Copyright 2005 Gannett Company, Inc.
February 16, 2005, Wednesday, FIRST EDITION
New York — Verizon and SBC terrified many cable and satellite executives last year when the two phone companies said they’d spend billions to compete for television customers. Each promised a full array of TV channels and state-of-the-art services, including video-on-demand.
But the entrenched providers may get at least a temporary reprieve now that Verizon announced plans to buy MCI, after SBC’s agreement to acquire AT&T.
Several analysts say the mergers will make it hard for the two telecom companies’ managements to devote the attention, and possibly the resources, needed to quickly turn themselves into video powers.
“SBC is in the early stages of digesting the biggest wireless acquisition in history, and Verizon’s deal with MCI will skew their wire lines from residential to commercial,” says Bernstein Research analyst Craig Moffett. “Where on the priority list will entry into video fall?”
Verizon, for one, says it’s keeping its eye on the television market.

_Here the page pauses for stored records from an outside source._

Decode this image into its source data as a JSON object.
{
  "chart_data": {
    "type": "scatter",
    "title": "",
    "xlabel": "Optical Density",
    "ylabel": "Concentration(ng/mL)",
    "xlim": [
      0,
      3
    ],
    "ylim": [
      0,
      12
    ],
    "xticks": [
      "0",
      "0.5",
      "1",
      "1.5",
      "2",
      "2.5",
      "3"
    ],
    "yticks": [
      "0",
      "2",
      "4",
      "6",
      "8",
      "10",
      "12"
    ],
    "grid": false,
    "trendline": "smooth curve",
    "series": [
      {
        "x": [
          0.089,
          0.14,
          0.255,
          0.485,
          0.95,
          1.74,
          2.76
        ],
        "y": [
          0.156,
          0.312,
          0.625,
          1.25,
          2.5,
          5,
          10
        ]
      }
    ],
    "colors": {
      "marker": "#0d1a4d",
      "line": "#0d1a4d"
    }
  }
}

“We look at (the MCI deal) as a step toward our goal of being a national broadband provider,” says spokeswoman Sharon Cohen-Hagan.

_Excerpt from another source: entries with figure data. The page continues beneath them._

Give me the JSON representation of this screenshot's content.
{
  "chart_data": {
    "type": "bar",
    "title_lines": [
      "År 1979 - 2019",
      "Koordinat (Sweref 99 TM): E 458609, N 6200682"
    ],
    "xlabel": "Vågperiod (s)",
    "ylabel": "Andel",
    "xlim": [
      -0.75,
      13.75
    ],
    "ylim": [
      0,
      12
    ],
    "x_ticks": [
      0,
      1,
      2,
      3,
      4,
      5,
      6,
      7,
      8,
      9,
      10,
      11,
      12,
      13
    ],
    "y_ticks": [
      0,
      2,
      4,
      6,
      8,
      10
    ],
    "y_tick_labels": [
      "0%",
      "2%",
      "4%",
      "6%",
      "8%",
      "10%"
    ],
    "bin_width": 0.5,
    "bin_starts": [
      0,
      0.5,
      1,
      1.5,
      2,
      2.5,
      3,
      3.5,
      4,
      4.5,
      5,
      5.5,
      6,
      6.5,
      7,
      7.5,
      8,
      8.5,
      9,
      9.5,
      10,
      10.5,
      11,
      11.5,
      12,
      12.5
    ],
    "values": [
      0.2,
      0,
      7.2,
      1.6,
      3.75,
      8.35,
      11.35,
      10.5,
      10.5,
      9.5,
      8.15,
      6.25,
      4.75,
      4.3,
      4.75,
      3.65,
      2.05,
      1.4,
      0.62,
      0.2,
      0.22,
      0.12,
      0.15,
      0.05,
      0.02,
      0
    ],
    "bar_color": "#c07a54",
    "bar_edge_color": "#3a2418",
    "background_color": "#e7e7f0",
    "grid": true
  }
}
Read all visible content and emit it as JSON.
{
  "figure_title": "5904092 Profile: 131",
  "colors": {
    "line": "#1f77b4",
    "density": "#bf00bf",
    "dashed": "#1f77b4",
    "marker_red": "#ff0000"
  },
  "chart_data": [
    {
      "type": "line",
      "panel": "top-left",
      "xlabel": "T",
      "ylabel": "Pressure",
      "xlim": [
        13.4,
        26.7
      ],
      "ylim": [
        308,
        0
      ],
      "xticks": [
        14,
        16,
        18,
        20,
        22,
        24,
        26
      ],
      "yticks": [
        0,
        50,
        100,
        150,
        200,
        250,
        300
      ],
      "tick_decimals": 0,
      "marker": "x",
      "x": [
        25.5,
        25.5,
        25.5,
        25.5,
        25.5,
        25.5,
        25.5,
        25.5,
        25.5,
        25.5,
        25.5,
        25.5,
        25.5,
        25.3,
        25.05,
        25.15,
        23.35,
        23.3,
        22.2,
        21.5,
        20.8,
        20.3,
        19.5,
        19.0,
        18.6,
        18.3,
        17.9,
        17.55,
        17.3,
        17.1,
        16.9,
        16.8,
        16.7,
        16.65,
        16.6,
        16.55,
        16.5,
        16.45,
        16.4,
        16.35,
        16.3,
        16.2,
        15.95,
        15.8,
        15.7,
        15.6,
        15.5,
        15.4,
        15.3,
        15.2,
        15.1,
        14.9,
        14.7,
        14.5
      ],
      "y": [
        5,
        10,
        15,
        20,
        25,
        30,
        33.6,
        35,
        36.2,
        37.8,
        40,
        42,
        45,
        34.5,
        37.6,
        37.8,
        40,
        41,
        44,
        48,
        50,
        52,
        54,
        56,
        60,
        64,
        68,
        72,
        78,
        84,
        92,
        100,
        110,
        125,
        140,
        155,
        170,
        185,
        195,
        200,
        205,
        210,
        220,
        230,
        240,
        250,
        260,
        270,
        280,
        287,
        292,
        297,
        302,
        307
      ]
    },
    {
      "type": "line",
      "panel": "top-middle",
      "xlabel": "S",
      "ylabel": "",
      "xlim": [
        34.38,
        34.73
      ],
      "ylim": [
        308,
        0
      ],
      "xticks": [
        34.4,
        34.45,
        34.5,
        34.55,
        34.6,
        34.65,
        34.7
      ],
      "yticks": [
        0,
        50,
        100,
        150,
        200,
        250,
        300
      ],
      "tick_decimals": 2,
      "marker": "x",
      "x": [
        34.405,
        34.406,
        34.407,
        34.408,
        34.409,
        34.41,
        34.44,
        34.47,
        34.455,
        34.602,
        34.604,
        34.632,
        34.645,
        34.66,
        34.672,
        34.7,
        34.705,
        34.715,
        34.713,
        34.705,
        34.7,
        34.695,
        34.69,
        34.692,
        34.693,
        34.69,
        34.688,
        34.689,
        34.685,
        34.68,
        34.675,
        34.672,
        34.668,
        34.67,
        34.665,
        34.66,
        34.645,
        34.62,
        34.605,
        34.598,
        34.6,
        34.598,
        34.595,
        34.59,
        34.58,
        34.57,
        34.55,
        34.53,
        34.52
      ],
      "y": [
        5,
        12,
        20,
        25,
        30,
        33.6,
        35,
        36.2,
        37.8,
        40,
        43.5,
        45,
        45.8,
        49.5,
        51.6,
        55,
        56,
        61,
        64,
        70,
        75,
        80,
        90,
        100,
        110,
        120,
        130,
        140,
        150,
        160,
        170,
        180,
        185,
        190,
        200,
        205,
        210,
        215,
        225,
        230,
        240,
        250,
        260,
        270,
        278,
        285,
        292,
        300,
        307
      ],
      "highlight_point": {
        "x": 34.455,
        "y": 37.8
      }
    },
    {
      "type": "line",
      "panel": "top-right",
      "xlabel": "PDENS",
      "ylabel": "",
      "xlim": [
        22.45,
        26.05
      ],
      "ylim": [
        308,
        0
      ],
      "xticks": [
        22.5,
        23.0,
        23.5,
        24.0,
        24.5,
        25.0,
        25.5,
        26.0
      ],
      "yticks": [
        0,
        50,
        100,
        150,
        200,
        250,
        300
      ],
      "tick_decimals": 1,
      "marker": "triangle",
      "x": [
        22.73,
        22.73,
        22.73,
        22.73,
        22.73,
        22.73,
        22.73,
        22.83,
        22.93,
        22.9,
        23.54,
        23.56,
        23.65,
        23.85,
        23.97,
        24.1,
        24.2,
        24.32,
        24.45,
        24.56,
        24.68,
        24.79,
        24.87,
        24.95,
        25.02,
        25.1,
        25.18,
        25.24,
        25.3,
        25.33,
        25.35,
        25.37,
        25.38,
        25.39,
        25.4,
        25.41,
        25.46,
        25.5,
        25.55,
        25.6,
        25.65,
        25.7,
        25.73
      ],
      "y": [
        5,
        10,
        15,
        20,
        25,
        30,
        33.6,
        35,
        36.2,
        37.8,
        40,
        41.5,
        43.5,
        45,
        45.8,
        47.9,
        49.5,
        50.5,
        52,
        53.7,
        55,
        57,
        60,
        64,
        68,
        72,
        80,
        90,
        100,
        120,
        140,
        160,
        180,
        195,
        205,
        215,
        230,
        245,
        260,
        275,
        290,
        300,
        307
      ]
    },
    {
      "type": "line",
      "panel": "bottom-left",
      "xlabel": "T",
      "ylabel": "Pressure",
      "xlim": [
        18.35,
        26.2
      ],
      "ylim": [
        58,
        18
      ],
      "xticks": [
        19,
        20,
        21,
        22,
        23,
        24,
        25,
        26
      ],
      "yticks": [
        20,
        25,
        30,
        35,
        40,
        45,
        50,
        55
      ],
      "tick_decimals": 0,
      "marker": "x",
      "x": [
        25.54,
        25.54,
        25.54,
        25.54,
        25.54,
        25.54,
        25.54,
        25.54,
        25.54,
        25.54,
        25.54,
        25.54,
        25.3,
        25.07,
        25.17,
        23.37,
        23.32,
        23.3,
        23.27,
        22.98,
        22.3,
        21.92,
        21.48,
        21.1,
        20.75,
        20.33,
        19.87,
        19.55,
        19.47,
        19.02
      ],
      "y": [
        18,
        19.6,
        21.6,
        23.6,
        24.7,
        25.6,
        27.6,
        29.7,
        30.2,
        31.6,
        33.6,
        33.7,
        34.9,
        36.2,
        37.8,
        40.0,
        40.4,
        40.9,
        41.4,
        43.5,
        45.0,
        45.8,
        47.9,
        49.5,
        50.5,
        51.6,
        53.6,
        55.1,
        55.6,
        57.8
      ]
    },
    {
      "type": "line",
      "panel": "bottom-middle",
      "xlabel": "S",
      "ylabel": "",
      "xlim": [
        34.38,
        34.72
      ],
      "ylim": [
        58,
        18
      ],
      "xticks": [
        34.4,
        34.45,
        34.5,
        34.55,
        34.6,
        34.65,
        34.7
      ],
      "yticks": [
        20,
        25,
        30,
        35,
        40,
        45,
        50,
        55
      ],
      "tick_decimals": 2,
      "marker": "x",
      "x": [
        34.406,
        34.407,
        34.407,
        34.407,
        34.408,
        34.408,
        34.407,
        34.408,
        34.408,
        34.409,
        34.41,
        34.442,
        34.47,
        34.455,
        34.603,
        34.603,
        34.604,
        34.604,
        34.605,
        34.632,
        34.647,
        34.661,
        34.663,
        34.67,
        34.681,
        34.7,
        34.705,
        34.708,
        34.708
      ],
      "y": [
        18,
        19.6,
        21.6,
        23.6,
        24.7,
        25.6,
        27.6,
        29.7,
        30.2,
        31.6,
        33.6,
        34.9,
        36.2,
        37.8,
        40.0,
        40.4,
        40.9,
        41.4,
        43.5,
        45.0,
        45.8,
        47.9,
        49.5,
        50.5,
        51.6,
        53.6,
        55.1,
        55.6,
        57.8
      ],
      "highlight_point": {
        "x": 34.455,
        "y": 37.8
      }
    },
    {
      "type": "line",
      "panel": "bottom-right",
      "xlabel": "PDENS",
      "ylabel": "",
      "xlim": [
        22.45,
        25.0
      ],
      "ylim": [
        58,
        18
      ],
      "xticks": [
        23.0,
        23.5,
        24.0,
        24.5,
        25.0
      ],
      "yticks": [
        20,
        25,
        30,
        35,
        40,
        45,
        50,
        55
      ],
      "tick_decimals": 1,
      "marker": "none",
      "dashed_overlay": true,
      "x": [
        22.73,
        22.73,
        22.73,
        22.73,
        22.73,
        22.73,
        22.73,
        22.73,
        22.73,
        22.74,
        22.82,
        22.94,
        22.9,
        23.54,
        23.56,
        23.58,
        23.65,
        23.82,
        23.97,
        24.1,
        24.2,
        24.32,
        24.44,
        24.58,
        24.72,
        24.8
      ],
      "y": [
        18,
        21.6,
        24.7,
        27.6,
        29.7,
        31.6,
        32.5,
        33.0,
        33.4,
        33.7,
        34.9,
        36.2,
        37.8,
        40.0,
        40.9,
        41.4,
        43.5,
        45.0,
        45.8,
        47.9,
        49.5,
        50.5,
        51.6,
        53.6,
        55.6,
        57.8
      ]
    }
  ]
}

The company spent $1 billion last year to string fiber-optic lines passing 1 million homes in 12 states. Cohen-Hagan says Verizon is on track to begin offering video commercially later this year.
Still, some analysts say Verizon and SBC will have their hands full as they try to persuade regulators to approve their deals and then, if successful, to meld their corporate cultures.

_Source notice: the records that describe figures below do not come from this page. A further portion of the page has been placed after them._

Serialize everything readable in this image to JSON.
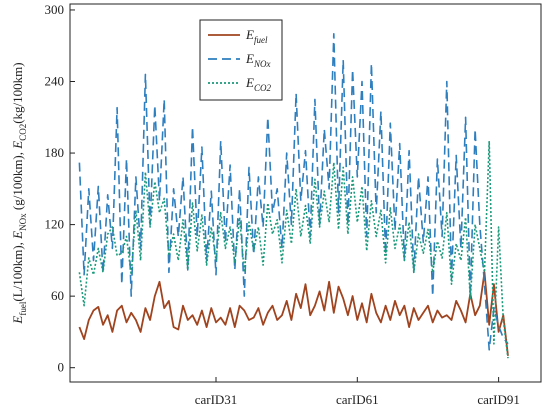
{
  "chart_data": {
    "type": "line",
    "title": "",
    "ylabel_parts": [
      {
        "base": "E",
        "sub": "fuel",
        "rest": "(L/100km), "
      },
      {
        "base": "E",
        "sub": "NOx",
        "rest": " (g/100km), "
      },
      {
        "base": "E",
        "sub": "CO2",
        "rest": "(kg/100km)"
      }
    ],
    "xlabel": "",
    "ylim": [
      -12,
      305
    ],
    "xlim": [
      0,
      100
    ],
    "yticks": [
      0,
      60,
      120,
      180,
      240,
      300
    ],
    "xticks": [
      {
        "value": 31,
        "label": "carID31"
      },
      {
        "value": 61,
        "label": "carID61"
      },
      {
        "value": 91,
        "label": "carID91"
      }
    ],
    "grid": false,
    "legend_position": "top-center",
    "series": [
      {
        "key": "fuel",
        "legend_base": "E",
        "legend_sub": "fuel",
        "color": "#a0441f",
        "dash": "",
        "x": [
          2,
          3,
          4,
          5,
          6,
          7,
          8,
          9,
          10,
          11,
          12,
          13,
          14,
          15,
          16,
          17,
          18,
          19,
          20,
          21,
          22,
          23,
          24,
          25,
          26,
          27,
          28,
          29,
          30,
          31,
          32,
          33,
          34,
          35,
          36,
          37,
          38,
          39,
          40,
          41,
          42,
          43,
          44,
          45,
          46,
          47,
          48,
          49,
          50,
          51,
          52,
          53,
          54,
          55,
          56,
          57,
          58,
          59,
          60,
          61,
          62,
          63,
          64,
          65,
          66,
          67,
          68,
          69,
          70,
          71,
          72,
          73,
          74,
          75,
          76,
          77,
          78,
          79,
          80,
          81,
          82,
          83,
          84,
          85,
          86,
          87,
          88,
          89,
          90,
          91,
          92,
          93
        ],
        "values": [
          34,
          24,
          40,
          48,
          51,
          36,
          44,
          30,
          48,
          52,
          38,
          46,
          40,
          30,
          50,
          40,
          60,
          72,
          50,
          56,
          34,
          32,
          52,
          40,
          44,
          36,
          48,
          34,
          50,
          38,
          42,
          36,
          50,
          34,
          52,
          48,
          40,
          42,
          50,
          36,
          46,
          52,
          40,
          44,
          56,
          40,
          62,
          50,
          70,
          44,
          52,
          64,
          48,
          72,
          46,
          68,
          58,
          44,
          60,
          40,
          54,
          38,
          62,
          46,
          38,
          52,
          40,
          56,
          44,
          52,
          34,
          50,
          40,
          46,
          52,
          38,
          48,
          42,
          44,
          40,
          56,
          48,
          38,
          62,
          44,
          52,
          80,
          36,
          70,
          30,
          44,
          10
        ]
      },
      {
        "key": "nox",
        "legend_base": "E",
        "legend_sub": "NOx",
        "color": "#2f7fbf",
        "dash": "9,5",
        "x": [
          2,
          3,
          4,
          5,
          6,
          7,
          8,
          9,
          10,
          11,
          12,
          13,
          14,
          15,
          16,
          17,
          18,
          19,
          20,
          21,
          22,
          23,
          24,
          25,
          26,
          27,
          28,
          29,
          30,
          31,
          32,
          33,
          34,
          35,
          36,
          37,
          38,
          39,
          40,
          41,
          42,
          43,
          44,
          45,
          46,
          47,
          48,
          49,
          50,
          51,
          52,
          53,
          54,
          55,
          56,
          57,
          58,
          59,
          60,
          61,
          62,
          63,
          64,
          65,
          66,
          67,
          68,
          69,
          70,
          71,
          72,
          73,
          74,
          75,
          76,
          77,
          78,
          79,
          80,
          81,
          82,
          83,
          84,
          85,
          86,
          87,
          88,
          89,
          90,
          91,
          92,
          93
        ],
        "values": [
          172,
          78,
          150,
          90,
          152,
          80,
          145,
          100,
          218,
          70,
          175,
          60,
          160,
          100,
          246,
          120,
          220,
          140,
          225,
          80,
          150,
          110,
          160,
          82,
          202,
          110,
          185,
          90,
          148,
          78,
          190,
          105,
          170,
          82,
          150,
          60,
          168,
          95,
          160,
          118,
          210,
          130,
          150,
          100,
          180,
          120,
          230,
          140,
          182,
          110,
          225,
          120,
          200,
          150,
          280,
          130,
          258,
          120,
          250,
          160,
          240,
          110,
          255,
          130,
          215,
          95,
          205,
          115,
          188,
          90,
          182,
          80,
          160,
          105,
          160,
          60,
          175,
          110,
          240,
          75,
          178,
          100,
          210,
          60,
          200,
          120,
          70,
          15,
          50,
          35,
          25,
          20
        ]
      },
      {
        "key": "co2",
        "legend_base": "E",
        "legend_sub": "CO2",
        "color": "#1a9a7a",
        "dash": "2,2",
        "x": [
          2,
          3,
          4,
          5,
          6,
          7,
          8,
          9,
          10,
          11,
          12,
          13,
          14,
          15,
          16,
          17,
          18,
          19,
          20,
          21,
          22,
          23,
          24,
          25,
          26,
          27,
          28,
          29,
          30,
          31,
          32,
          33,
          34,
          35,
          36,
          37,
          38,
          39,
          40,
          41,
          42,
          43,
          44,
          45,
          46,
          47,
          48,
          49,
          50,
          51,
          52,
          53,
          54,
          55,
          56,
          57,
          58,
          59,
          60,
          61,
          62,
          63,
          64,
          65,
          66,
          67,
          68,
          69,
          70,
          71,
          72,
          73,
          74,
          75,
          76,
          77,
          78,
          79,
          80,
          81,
          82,
          83,
          84,
          85,
          86,
          87,
          88,
          89,
          90,
          91,
          92,
          93
        ],
        "values": [
          80,
          52,
          92,
          78,
          100,
          80,
          112,
          118,
          94,
          96,
          110,
          78,
          132,
          90,
          164,
          118,
          156,
          130,
          142,
          94,
          112,
          90,
          124,
          82,
          138,
          98,
          128,
          86,
          118,
          90,
          130,
          100,
          118,
          88,
          126,
          80,
          122,
          98,
          118,
          86,
          138,
          112,
          124,
          88,
          132,
          104,
          150,
          110,
          136,
          104,
          158,
          118,
          148,
          122,
          172,
          116,
          168,
          112,
          160,
          122,
          152,
          98,
          140,
          110,
          132,
          88,
          134,
          100,
          120,
          90,
          122,
          80,
          112,
          96,
          116,
          80,
          106,
          92,
          130,
          70,
          104,
          90,
          126,
          58,
          120,
          100,
          80,
          190,
          20,
          118,
          40,
          8
        ]
      }
    ]
  }
}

And they face huge hurdles in TV services. The telecom companies must cut deals with cable channels, local TV stations and the studios that supply movies and other shows for video-on-demand. In addition, the phone companies may need licenses from thousands of local franchise boards.
Verizon and SBC want lawmakers to streamline the process. But the mergers could hurt that effort.
“The argument that they should be exempt from local franchising becomes politically more difficult because of their size,” says Legg Mason analyst Blair Levin.
He and others wonder whether, in the end, the two companies will decide to stick to the corporate telecom market — which they dominate.
“They’re going to cannibalize their income statements” to get into TV, a mature business, says Stifel Nicolaus analyst Ted Henderson. “I find it hard to believe they are laser-focused on video when they make a right turn and go after long-distance.”